In such ambiguous problems in competitive exams, where the literal interpretation is impossible, a common alternative interpretation is that the concentration of the reactant P becomes equal to the total concentration of the products (Q and R).

This means we are looking for the time when $[P]_t = [Q]_t + [R]_t$.
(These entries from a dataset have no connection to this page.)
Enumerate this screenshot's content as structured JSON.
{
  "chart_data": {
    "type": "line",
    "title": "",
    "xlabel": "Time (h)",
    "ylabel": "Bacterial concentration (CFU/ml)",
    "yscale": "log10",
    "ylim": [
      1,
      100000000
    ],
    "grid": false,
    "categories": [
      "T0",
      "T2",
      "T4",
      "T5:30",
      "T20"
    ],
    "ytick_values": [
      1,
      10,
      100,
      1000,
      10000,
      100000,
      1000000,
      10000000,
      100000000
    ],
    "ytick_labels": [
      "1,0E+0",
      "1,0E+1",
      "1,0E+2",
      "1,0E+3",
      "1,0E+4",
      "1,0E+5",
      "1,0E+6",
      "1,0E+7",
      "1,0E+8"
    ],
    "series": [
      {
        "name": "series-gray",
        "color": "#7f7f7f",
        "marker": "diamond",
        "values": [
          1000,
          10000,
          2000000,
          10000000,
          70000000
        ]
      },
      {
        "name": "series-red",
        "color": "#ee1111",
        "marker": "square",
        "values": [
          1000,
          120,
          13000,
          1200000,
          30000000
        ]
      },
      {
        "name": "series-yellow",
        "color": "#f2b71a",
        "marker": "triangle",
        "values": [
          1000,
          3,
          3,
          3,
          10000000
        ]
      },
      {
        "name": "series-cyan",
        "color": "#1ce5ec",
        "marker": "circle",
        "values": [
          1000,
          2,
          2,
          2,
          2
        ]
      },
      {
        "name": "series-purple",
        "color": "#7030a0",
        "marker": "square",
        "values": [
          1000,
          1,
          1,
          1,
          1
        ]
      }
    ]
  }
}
From the conservation of mass, the total concentration remains constant:

$[P]_0 = [P]_t + [Q]_t + [R]_t$

If we substitute the condition $[P]_t = [Q]_t + [R]_t$ into the conservation equation:

$[P]_0 = [P]_t + [P]_t$

$[P]_0 = 2[P]_t$

So, $[P]_t = \frac{[P]_0}{2}$

Now, we need to find the time t when the concentration of P becomes half of its initial concentration.
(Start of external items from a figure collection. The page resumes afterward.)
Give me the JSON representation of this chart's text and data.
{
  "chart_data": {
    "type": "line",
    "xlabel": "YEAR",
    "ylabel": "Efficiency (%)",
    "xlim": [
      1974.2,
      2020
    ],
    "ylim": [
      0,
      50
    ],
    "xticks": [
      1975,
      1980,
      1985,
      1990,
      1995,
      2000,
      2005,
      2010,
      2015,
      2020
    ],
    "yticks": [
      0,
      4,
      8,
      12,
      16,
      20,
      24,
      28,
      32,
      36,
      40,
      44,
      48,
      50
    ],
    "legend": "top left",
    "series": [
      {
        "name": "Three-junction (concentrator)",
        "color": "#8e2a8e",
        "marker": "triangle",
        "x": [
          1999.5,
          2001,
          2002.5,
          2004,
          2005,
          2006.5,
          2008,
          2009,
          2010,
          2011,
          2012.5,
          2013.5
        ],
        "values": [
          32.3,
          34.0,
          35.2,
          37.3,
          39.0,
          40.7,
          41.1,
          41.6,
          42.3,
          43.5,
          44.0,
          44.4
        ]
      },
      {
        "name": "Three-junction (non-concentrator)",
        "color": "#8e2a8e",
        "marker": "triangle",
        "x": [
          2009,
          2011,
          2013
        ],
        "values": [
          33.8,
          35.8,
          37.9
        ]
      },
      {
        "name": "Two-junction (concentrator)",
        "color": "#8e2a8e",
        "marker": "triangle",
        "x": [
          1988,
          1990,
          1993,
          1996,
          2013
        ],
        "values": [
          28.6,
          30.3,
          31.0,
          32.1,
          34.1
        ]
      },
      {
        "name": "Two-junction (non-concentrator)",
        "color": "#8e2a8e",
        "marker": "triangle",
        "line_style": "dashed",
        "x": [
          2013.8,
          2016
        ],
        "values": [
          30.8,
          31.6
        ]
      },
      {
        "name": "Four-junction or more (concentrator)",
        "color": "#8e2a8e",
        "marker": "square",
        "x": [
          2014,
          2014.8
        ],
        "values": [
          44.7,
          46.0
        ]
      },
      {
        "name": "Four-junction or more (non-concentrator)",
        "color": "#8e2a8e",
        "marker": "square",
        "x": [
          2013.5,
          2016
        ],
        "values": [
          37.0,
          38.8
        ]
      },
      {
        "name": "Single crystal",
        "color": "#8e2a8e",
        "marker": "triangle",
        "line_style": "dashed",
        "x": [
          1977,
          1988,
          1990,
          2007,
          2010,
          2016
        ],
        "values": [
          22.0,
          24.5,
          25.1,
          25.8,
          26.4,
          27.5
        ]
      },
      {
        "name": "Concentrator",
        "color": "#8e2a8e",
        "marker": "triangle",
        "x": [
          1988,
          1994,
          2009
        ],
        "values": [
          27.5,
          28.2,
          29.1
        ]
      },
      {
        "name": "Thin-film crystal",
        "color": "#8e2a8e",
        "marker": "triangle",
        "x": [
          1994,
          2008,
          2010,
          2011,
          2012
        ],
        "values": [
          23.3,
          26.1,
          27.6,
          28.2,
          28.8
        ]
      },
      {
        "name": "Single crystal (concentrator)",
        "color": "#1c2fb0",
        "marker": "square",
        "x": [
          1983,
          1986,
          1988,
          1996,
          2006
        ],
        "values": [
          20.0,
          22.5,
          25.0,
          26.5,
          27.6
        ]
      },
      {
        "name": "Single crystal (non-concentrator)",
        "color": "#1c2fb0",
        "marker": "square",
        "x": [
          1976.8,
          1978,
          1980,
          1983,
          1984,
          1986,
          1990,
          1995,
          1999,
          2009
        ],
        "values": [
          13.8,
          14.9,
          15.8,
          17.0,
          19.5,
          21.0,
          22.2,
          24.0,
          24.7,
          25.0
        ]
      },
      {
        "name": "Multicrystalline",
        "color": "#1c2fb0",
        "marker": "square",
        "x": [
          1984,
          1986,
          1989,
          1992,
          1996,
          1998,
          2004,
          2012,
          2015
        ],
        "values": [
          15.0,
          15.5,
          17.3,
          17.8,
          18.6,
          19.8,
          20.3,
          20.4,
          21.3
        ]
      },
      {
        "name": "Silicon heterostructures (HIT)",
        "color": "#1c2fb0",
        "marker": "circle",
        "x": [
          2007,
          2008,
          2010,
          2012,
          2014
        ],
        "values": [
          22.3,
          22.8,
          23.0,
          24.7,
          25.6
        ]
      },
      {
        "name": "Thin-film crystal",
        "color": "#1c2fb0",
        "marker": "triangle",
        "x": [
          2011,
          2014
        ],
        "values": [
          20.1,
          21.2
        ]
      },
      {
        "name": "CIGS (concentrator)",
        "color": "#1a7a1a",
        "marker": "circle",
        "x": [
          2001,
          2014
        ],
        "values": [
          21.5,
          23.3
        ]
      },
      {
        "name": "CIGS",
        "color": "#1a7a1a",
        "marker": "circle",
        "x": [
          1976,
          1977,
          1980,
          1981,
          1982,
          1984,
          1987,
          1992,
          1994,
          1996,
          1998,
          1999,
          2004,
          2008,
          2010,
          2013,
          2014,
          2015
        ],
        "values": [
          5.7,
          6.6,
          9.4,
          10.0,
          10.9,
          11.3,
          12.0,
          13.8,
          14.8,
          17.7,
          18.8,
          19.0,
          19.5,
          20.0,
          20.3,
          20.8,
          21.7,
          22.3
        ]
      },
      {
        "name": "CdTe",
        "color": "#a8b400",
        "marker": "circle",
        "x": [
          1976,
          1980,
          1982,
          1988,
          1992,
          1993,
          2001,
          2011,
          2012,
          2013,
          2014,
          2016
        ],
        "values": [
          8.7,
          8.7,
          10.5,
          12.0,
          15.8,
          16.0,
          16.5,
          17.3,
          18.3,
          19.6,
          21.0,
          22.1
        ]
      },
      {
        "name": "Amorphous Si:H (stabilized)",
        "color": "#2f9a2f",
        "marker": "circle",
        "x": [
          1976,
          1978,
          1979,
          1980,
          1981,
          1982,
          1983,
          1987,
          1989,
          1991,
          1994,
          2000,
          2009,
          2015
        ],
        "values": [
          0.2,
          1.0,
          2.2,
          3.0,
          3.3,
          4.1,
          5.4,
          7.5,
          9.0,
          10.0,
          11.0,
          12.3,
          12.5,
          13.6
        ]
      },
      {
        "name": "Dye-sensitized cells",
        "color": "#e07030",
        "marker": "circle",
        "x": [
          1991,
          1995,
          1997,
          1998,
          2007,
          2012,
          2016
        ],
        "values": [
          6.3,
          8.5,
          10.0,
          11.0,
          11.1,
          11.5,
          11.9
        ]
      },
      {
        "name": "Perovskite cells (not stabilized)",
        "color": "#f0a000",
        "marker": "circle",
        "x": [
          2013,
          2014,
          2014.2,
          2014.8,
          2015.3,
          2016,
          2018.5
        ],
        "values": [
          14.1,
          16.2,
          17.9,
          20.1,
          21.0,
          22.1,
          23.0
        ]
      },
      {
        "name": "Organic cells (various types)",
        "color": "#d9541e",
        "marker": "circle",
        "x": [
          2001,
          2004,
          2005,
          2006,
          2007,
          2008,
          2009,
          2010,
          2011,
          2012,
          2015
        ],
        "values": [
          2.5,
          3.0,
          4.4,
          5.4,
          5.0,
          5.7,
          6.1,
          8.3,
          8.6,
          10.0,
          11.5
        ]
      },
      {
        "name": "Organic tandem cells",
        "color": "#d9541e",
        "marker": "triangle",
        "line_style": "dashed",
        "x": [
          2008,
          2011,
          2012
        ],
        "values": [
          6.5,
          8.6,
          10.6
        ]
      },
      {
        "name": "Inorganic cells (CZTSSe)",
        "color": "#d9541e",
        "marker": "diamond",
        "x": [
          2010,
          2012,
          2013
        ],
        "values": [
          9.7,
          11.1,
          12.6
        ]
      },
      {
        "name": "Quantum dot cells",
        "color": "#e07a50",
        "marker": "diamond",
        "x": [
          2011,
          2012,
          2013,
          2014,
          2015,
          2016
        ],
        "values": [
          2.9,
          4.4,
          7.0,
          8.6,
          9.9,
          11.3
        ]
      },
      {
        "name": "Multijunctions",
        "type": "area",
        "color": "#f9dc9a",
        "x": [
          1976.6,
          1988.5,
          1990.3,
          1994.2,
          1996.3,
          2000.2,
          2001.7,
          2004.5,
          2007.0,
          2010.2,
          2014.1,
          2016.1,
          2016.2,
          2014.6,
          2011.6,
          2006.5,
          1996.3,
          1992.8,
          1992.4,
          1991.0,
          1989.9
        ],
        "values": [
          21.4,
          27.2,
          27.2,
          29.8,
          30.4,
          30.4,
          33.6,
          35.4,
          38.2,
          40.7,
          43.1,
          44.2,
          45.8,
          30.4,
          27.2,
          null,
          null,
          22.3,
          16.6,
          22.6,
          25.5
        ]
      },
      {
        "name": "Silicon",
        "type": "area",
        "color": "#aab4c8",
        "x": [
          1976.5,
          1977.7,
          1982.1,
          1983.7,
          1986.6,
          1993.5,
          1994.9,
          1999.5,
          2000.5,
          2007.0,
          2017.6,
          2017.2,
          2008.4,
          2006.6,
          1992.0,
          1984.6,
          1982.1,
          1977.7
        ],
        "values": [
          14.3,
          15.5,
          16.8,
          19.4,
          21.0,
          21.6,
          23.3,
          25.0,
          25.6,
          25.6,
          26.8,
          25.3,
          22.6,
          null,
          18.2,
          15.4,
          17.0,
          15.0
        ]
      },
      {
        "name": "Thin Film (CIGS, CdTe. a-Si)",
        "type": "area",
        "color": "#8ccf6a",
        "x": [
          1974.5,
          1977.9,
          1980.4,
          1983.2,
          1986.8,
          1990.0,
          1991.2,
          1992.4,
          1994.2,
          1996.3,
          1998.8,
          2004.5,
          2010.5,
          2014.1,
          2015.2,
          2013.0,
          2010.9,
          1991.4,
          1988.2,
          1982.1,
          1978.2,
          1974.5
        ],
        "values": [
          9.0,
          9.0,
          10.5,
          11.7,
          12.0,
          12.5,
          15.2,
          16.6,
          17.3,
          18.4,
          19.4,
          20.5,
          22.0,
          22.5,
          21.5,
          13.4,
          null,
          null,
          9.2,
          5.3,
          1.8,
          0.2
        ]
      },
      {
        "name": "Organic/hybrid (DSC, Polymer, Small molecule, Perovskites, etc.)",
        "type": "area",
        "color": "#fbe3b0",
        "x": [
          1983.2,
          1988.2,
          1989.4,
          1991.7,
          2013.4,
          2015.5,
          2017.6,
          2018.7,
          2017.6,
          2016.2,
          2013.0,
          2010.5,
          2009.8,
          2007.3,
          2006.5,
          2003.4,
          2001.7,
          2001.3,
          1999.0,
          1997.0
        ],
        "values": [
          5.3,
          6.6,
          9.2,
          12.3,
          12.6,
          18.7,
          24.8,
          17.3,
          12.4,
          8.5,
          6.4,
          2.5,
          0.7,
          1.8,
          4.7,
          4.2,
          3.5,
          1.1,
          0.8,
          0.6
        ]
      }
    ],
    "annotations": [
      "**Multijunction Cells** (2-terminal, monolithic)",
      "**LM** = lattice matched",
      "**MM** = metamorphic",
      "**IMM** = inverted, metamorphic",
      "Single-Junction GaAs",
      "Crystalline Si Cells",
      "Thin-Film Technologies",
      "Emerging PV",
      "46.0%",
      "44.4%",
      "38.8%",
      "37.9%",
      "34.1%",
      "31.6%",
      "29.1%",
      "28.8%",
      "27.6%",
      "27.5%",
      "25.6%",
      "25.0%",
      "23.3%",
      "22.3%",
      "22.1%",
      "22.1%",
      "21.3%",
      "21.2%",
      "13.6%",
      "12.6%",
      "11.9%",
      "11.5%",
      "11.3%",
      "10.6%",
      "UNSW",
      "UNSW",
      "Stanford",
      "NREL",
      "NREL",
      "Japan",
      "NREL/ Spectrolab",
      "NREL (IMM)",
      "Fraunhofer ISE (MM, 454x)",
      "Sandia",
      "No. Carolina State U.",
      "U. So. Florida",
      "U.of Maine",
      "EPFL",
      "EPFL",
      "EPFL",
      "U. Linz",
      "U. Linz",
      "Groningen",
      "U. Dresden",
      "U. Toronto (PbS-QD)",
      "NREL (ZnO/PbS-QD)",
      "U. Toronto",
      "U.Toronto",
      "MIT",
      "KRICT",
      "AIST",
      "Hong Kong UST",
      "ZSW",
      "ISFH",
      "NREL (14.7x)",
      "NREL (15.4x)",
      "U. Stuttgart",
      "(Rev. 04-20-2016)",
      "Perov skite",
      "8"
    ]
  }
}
Using the equation for $[P]_t$:

$\frac{[P]_0}{2} = [P]_0 e^{-(k_1 + k_2)t}$

$\frac{1}{2} = e^{-(k_1 + k_2)t}$

Taking the natural logarithm on both sides:

$\ln\left(\frac{1}{2}\right) = -(k_1 + k_2)t$

$-\ln 2 = -(k_1 + k_2)t$

$t = \frac{\ln 2}{k_1 + k_2}$

First, calculate the sum of the rate constants:

$k_1 + k_2 = 4 \ln 3 + 3 \ln 3 = 7 \ln 3 \text{ hr}^{-1}$

Now, substitute this value into the equation for t:

$t = \frac{\ln 2}{7 \ln 3} \text{ hours}$

The question asks for the time in minutes. To convert hours to minutes, multiply by 60:

$t_{\text{minutes}} = \frac{\ln 2}{7 \ln 3} \times 60 \text{ minutes}$

Using approximate values for natural logarithms ($\ln 2 \approx 0.693$ and $\ln 3 \approx 1.0986$):

$t_{\text{minutes}} = \frac{0.693}{7 \times 1.0986} \times 60$

$t_{\text{minutes}} = \frac{0.693}{7.6902} \times 60$

$t_{\text{minutes}} \approx 0.090119 \times 60$

$t_{\text{minutes}} \approx 5.407 \text{ minutes}$

The 'm' in $k_1 = \ln 81 hr^{-1}m$ is considered a typo, as rate constants for first-order reactions have units of time$^{-1}$.